The Phantom 0F in its included compression sack. Note that a lot of sleeping bags do not come with a compression sack. We feel a compression sack is a must if you intend to compress your big down sleeping bag into its smallest form factor.
The Phantom 0F in its included compression sack. Note that a lot of sleeping bags do not come with a compression sack. We feel a compression sack is a must if you intend to compress your big down sleeping bag into its smallest form factor.

Features


An insulated small pocket is found on this bag that will allow the storage of small items like ear pods or a granola bar. The bag also has an excellent hood and draft collar, with the only downside being the lack of an upper drawcord. We found this odd as the previous year model had both. It's likely an attempt to save weight. We found that the hood worked fine despite the lack of this cinch, and was likely due to a more contoured cut of the baffles by Mountain Hardwear.

Weather Resistance


The Phantom did quite well in our weather testing despite having the lighter of the two face fabrics available and no water-resistant down. We think removing the water-resistant down this year was a misstep by Mountain Hardwear, and could make this bag really shine on a single night open bivouac. Despite this, we were able to sleep comfortably outside and brush off the frost that accumulated on the top of the bag from our body heat/moisture.

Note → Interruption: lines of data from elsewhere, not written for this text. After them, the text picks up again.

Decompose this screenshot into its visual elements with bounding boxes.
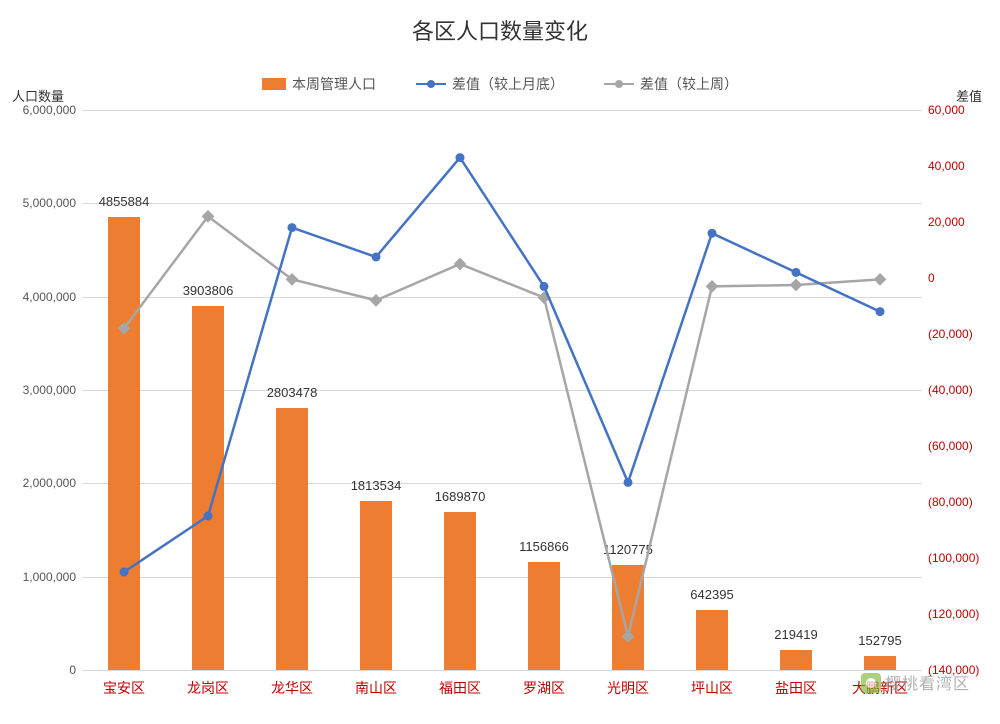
diff-month-marker: [456, 153, 465, 162]
legend: 本周管理人口 差值（较上月底） 差值（较上周）: [0, 74, 1000, 94]
x-category: 罗湖区: [523, 678, 565, 698]
legend-line2: 差值（较上周）: [604, 74, 738, 94]
x-category: 南山区: [355, 678, 397, 698]
x-category: 龙华区: [271, 678, 313, 698]
x-category: 盐田区: [775, 678, 817, 698]
lines-layer: [82, 110, 922, 670]
y2-tick: (140,000): [928, 663, 979, 677]
diff-month-marker: [204, 512, 213, 521]
x-category: 大鹏新区: [852, 678, 908, 698]
y2-tick: 0: [928, 271, 935, 285]
diff-month-marker: [372, 253, 381, 262]
y2-tick: (80,000): [928, 495, 973, 509]
legend-bar-label: 本周管理人口: [292, 74, 376, 94]
diff-month-line: [124, 158, 880, 572]
legend-line2-label: 差值（较上周）: [640, 74, 738, 94]
diff-week-marker: [790, 279, 803, 292]
legend-bar: 本周管理人口: [262, 74, 376, 94]
y2-tick: 40,000: [928, 159, 965, 173]
x-category: 光明区: [607, 678, 649, 698]
y2-tick: (100,000): [928, 551, 979, 565]
line1-swatch-icon: [416, 83, 446, 85]
diff-month-marker: [876, 307, 885, 316]
diff-month-marker: [288, 223, 297, 232]
plot-area: 01,000,0002,000,0003,000,0004,000,0005,0…: [82, 110, 922, 670]
y1-tick: 5,000,000: [23, 196, 76, 210]
diff-week-marker: [370, 294, 383, 307]
y1-tick: 0: [69, 663, 76, 677]
x-category: 福田区: [439, 678, 481, 698]
x-category: 宝安区: [103, 678, 145, 698]
diff-month-marker: [624, 478, 633, 487]
y1-tick: 4,000,000: [23, 290, 76, 304]
y1-tick: 1,000,000: [23, 570, 76, 584]
diff-month-marker: [120, 568, 129, 577]
chart-title: 各区人口数量变化: [0, 14, 1000, 46]
x-category: 龙岗区: [187, 678, 229, 698]
y2-tick: (40,000): [928, 383, 973, 397]
bar-swatch-icon: [262, 78, 286, 90]
diff-week-marker: [454, 258, 467, 271]
y2-tick: (20,000): [928, 327, 973, 341]
diff-week-marker: [706, 280, 719, 293]
y2-tick: 60,000: [928, 103, 965, 117]
x-category: 坪山区: [691, 678, 733, 698]
legend-line1-label: 差值（较上月底）: [452, 74, 564, 94]
diff-month-marker: [708, 229, 717, 238]
legend-line1: 差值（较上月底）: [416, 74, 564, 94]
diff-month-marker: [540, 282, 549, 291]
y2-tick: (60,000): [928, 439, 973, 453]
diff-month-marker: [792, 268, 801, 277]
gridline: [82, 670, 922, 671]
y1-tick: 2,000,000: [23, 476, 76, 490]
diff-week-marker: [874, 273, 887, 286]
y1-tick: 6,000,000: [23, 103, 76, 117]
y1-tick: 3,000,000: [23, 383, 76, 397]
y2-tick: (120,000): [928, 607, 979, 621]
diff-week-marker: [622, 630, 635, 643]
diff-week-line: [124, 216, 880, 636]
line2-swatch-icon: [604, 83, 634, 85]
y2-tick: 20,000: [928, 215, 965, 229]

The Mountain Hardwear Phantom 0F catches its first light of the day to thaw out from a frozen night. Note the shaping of the baffles. Mountain Hardwear opted for vertical baffles over the chest to reduce downshifting in our most mobile part of the body during a night's sleep. The foot box  draft collar  and hood are also of excellent quality and very lofty. It's a shame it is no longer filled with Hydrophobic down.
The Mountain Hardwear Phantom 0F catches its first light of the day to thaw out from a frozen night. Note the shaping of the baffles. Mountain Hardwear opted for vertical baffles over the chest to reduce downshifting in our most mobile part of the body during a night's sleep. The foot box, draft collar, and hood are also of excellent quality and very lofty. It's a shame it is no longer filled with Hydrophobic down.

Value


We think this is a great value for a high-end winter bag that will see a lot of overnights in the alpine. If you are an occasional winter camper, this bag may be a little overkill. If you see yourself sleeping out on a variety of climbs, ski tours, and cold weather excursions, the high-end materials and construction make sense to spend the money on. After all, this option shaves over a pound off your back versus budget competitors.

Conclusion


The Phantom 0 is an extremely warm, snug-fitting, light, and weather-resistant down bag that packs down small. Without water-resistant down and an upper head cinch, this bag comes close to perfect but just barely misses the mark. You can't go wrong with the Phantom 0 if you fit in this bag comfortably.